An application was made by Widow Ellen CARAHER of Dromona, for the malicious burning of her office-house, a byre, and a barn, on the night of the 15h or early in the morning of the 15th of February last. Damages laid at 11£. 10s. 6d.

It appeared in evidence that at the time and place in question the malicious injury was perpetrated, and that it amounted to the sum aforesaid ; that it was in consequence of Mrs. CARRAHER having taken some land (the estate of Mr. R. BURROWES) out of which a defaulting tenant had been ejected.

The application was opposed by cess-payers residing in the neighbourhood, on the ground that the fire was accidental.

The Court granted 10£. damages.


Mr. Charles MURPHY of Newgrove Mills, (one of the associated cess-payers), then applied for 5£. for a malicious injury alleged to have been done in his mill-race, which was opposed by Mr.
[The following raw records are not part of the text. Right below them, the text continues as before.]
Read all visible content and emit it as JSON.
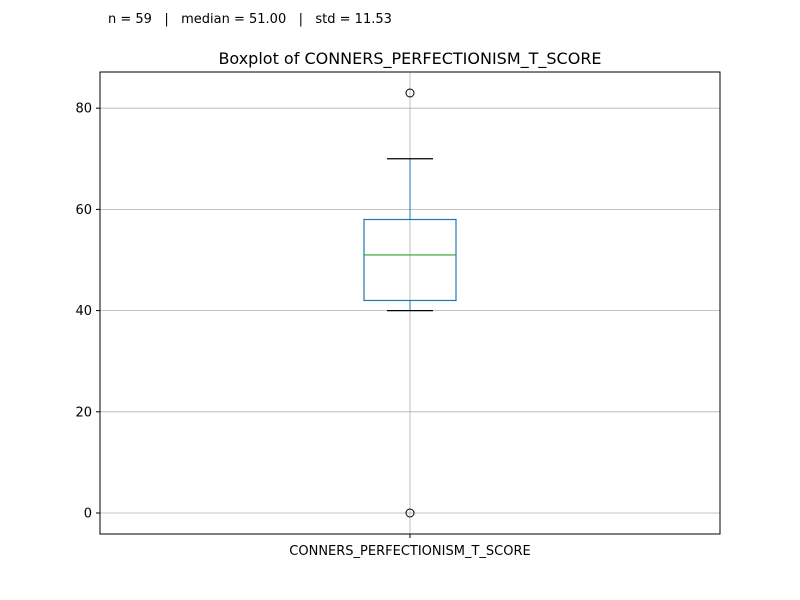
{
  "stats_line": "n = 59   |   median = 51.00   |   std = 11.53",
  "chart_data": {
    "type": "box",
    "title": "Boxplot of CONNERS_PERFECTIONISM_T_SCORE",
    "categories": [
      "CONNERS_PERFECTIONISM_T_SCORE"
    ],
    "xlabel": "",
    "ylabel": "",
    "ylim": [
      -4.15,
      87.15
    ],
    "yticks": [
      0,
      20,
      40,
      60,
      80
    ],
    "grid": true,
    "legend": "none",
    "box": {
      "q1": 42,
      "median": 51,
      "q3": 58,
      "whisker_low": 40,
      "whisker_high": 70,
      "outliers": [
        0,
        83
      ]
    },
    "summary": {
      "n": 59,
      "median": 51.0,
      "std": 11.53
    },
    "colors": {
      "box": "#1f77b4",
      "median": "#2ca02c",
      "whisker_cap": "#000000",
      "grid": "#b0b0b0",
      "outlier_edge": "#000000"
    }
  }
}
John BERRY, Wilson DUNLOP, and other cess-payers.

After an angry discussion, the Bench -- upon a division -- decided upon granting the sum of 1£. with the view of having the matter brought before the Grand Jury and Judge at the next assizes of Cavan, as it relates to a question of title of proprietary.

CORONER'S INQUEST. A CHILD BURNED TO DEATH. -- Dr. MACFADEN, one of the coroners of this county, held an inquest in Cootehill on Saturday, sen'night(?), on the remains of a male infant child, aged three years, son of a labourer of the name of John DALY, who was burned on the day previous (Friday, 20th inst.) The following are briefly the facts elicited in evidence : -- John DALY, the father, who is a widower, with three children, all sons, went to attend his usual avocation as a truck-barrow man, on that day (Friday), which is the market day of Cootehill, and left his son, the deceased, in care of an elder brother, a child aged about six years, who neglected his duty and went out to play, and on his return in about two hours, found his little brother, the deceased, outside the gable-end of the house, which is a cabin situate in the immediate suburbs of the town, with its clothes all burned. He then alarmed the neighbours, and, amongst the rest who came to his assistance, was a woman of the name of Mary BRADY, who took up the child and placed it in her apron, and carried it to the house of a neighbour. There was no evidence as to how the melancholy accident occurred or the cause of it. The jury returned a verdict in accordance with the facts.


Died, at ten o'clock on Tuesday morning, at his residence, Upper Rathmines, after a short and severe illness, Frederick William CONWAY, Esq., Editor and Proprietor of the Dublin Evening Post. His remains will be interred on to-morrow (Friday) in Glasnetlin(? - very difficult to read) Cemetery.